Hut ab! Eine bisweilen lustige aber vor allem mutige Sache ist das ja immer, wenn gnadenlose Dilettanten öffentlichkeitsaktiv werden – sicherheitshalber flankiert von Berufsmusikern.
Schließlich möchte sich unser Landesvater nicht völlig zum Horst machen und das ist auch gut so.
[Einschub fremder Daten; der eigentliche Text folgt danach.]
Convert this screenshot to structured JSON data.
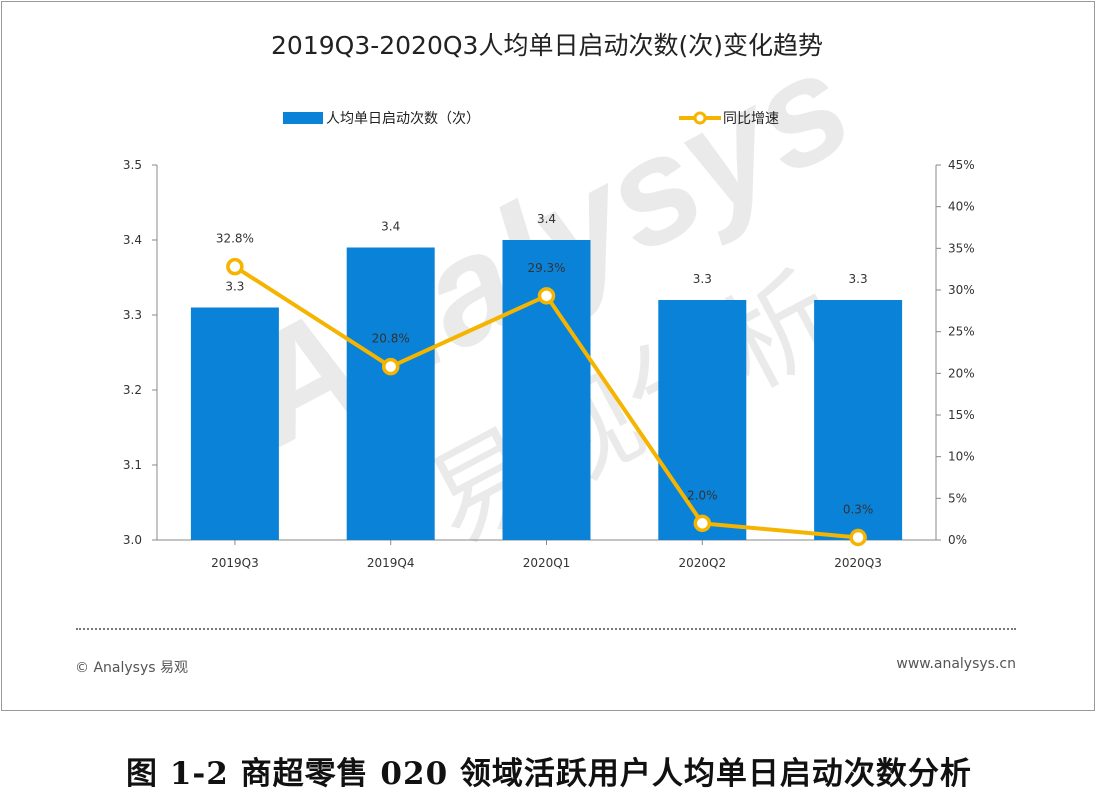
{
  "figure": {
    "caption": "图 1-2 商超零售 020 领域活跃用户人均单日启动次数分析",
    "copyright": "© Analysys 易观",
    "website": "www.analysys.cn",
    "watermark_text": "Analysys",
    "watermark_cn": "易观分析"
  },
  "chart_data": {
    "type": "bar",
    "title": "2019Q3-2020Q3人均单日启动次数(次)变化趋势",
    "categories": [
      "2019Q3",
      "2019Q4",
      "2020Q1",
      "2020Q2",
      "2020Q3"
    ],
    "series": [
      {
        "name": "人均单日启动次数（次）",
        "type": "bar",
        "axis": "left",
        "values": [
          3.31,
          3.39,
          3.4,
          3.32,
          3.32
        ],
        "labels": [
          "3.3",
          "3.4",
          "3.4",
          "3.3",
          "3.3"
        ],
        "color": "#0a82d8"
      },
      {
        "name": "同比增速",
        "type": "line",
        "axis": "right",
        "values": [
          32.8,
          20.8,
          29.3,
          2.0,
          0.3
        ],
        "labels": [
          "32.8%",
          "20.8%",
          "29.3%",
          "2.0%",
          "0.3%"
        ],
        "color": "#f5b400"
      }
    ],
    "y_left": {
      "min": 3.0,
      "max": 3.5,
      "ticks": [
        "3.0",
        "3.1",
        "3.2",
        "3.3",
        "3.4",
        "3.5"
      ]
    },
    "y_right": {
      "min": 0,
      "max": 45,
      "ticks": [
        "0%",
        "5%",
        "10%",
        "15%",
        "20%",
        "25%",
        "30%",
        "35%",
        "40%",
        "45%"
      ]
    },
    "grid": false,
    "legend_position": "top"
  }
}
Nun braucht man sich nur noch den Moment vorzustellen, wenn besagtes Lied vor versammelter aufrecht stehender Parteikorona abgespielt wird. Eine feine Sache, vereint sie doch offensichtlich viele Sehnsüchte, wie der Text verrät. Hier die erste Strophe:

„In uns’rer Heimat atmen Herz und Seele,
in diesem starken Land voller Tradition.
Ich bin sehr stolz, dass ich im Herzen Deutschlands lebe,
denn unverwechselbar und schön ist die Region!
Wer unser Thüringen besucht, ist gleich verzaubert
und bestaunt die vielen Schätze hier im Land.
An jedem Ort spürst du, das Glück ist hier zuhause
und zieht dich Tag für Tag mehr in seinen Bann“

Voilà! Auf diesen enthemmten Optimismus muss man erstmal kommen. Denn der durchzieht alle Zeilen des Heimatliedes und steht in kongenialer Tradition zu Kult -Sangesbarden wie Herbert Roth zu DDR-Zeiten.
Tränen des Glücks rinnen einem über die Augen und alle Nicht –Thüringer müssten eigentlich grün vor Neid werden angesichts dieses paradiesisch gepriesenen Bundeslandes.
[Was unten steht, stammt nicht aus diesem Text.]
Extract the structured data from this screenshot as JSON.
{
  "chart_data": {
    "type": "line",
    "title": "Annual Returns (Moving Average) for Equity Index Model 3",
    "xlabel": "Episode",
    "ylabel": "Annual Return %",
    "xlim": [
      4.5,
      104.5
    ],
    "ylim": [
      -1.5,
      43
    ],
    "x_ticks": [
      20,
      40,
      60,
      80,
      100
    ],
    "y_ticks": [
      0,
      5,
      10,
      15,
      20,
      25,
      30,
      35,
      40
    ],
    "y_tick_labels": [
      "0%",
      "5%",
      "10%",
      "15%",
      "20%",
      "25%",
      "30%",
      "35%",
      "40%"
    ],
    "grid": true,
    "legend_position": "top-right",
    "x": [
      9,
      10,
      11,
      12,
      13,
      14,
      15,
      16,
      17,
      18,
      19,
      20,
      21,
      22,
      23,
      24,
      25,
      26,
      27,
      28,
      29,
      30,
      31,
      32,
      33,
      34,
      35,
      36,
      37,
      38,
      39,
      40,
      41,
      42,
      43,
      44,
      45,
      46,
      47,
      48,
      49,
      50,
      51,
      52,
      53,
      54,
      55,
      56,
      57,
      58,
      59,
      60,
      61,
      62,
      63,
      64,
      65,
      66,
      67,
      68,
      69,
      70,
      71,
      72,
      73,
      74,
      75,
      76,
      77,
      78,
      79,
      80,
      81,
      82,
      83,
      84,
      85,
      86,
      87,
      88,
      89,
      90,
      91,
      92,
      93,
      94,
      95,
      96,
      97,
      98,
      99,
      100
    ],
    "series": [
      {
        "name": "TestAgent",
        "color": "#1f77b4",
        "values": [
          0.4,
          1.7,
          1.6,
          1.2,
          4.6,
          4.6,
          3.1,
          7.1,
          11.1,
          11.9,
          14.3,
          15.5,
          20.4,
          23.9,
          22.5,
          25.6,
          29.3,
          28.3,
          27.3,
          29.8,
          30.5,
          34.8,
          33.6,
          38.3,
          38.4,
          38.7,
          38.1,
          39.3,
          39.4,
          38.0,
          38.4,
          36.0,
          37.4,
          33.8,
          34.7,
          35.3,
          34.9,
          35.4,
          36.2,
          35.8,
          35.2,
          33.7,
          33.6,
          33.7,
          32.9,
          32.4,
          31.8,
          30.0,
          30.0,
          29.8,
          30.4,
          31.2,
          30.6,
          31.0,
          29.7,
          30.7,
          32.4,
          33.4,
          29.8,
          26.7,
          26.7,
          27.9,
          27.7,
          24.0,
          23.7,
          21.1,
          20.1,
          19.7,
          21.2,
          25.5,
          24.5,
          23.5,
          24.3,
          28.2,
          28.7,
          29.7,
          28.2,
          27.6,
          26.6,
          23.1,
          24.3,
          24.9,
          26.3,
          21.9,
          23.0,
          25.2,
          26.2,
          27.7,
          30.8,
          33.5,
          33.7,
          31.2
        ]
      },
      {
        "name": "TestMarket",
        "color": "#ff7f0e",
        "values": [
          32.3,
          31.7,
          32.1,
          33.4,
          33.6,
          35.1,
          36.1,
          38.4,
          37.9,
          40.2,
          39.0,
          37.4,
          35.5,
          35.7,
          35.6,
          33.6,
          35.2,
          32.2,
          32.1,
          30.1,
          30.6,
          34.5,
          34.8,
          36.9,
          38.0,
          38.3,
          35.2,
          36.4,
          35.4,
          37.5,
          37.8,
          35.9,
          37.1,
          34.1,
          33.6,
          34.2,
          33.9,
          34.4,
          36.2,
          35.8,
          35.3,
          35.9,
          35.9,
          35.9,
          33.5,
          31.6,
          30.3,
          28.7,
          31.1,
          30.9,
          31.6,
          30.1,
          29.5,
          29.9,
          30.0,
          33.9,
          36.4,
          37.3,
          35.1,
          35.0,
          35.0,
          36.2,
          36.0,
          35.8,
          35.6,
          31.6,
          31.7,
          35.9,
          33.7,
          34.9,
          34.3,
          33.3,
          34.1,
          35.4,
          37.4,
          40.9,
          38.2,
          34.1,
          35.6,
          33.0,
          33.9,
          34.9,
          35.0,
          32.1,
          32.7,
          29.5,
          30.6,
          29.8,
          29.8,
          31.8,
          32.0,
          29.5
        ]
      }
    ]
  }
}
Doch es bleibt nicht nur bei Feststellungen. Althaus fordert auch, wie die nachfolgenden Zeilen zeigen:

„Diese Zeit steckt voller Chancen,
sie zu nutzen, liegt an dir,
denn die Zukunft, sie beginnt im Jetzt und Hier…“

Da hat er Recht, absolut nichts dagegen zu sagen. Schließlich muss man was für sein Glück tun.
Kurzum – das „Thüringen-Lied“ ist kultverdächtig und aus einem ganz anderen Holz geschnitzt als verworrene „Denkfabrik-Kampagnen“ wie die eines eingewickelten Fisches oder der telefonierenden Bratwurst.
Und so hat nun auch die Partei – pardon, die CDU – ihre lokale Hymne. Was der SPD mit dem Arbeiterlied „Wann wir schreiten Seit’ an Seit’“ recht ist, kann der Konkurrenz nur billig sein. Bleibt nur noch die Frage nach der Öffentlichkeitswirkung.

Ich bin ja für mindestens eine Coverversion und den kompatiblen Remix.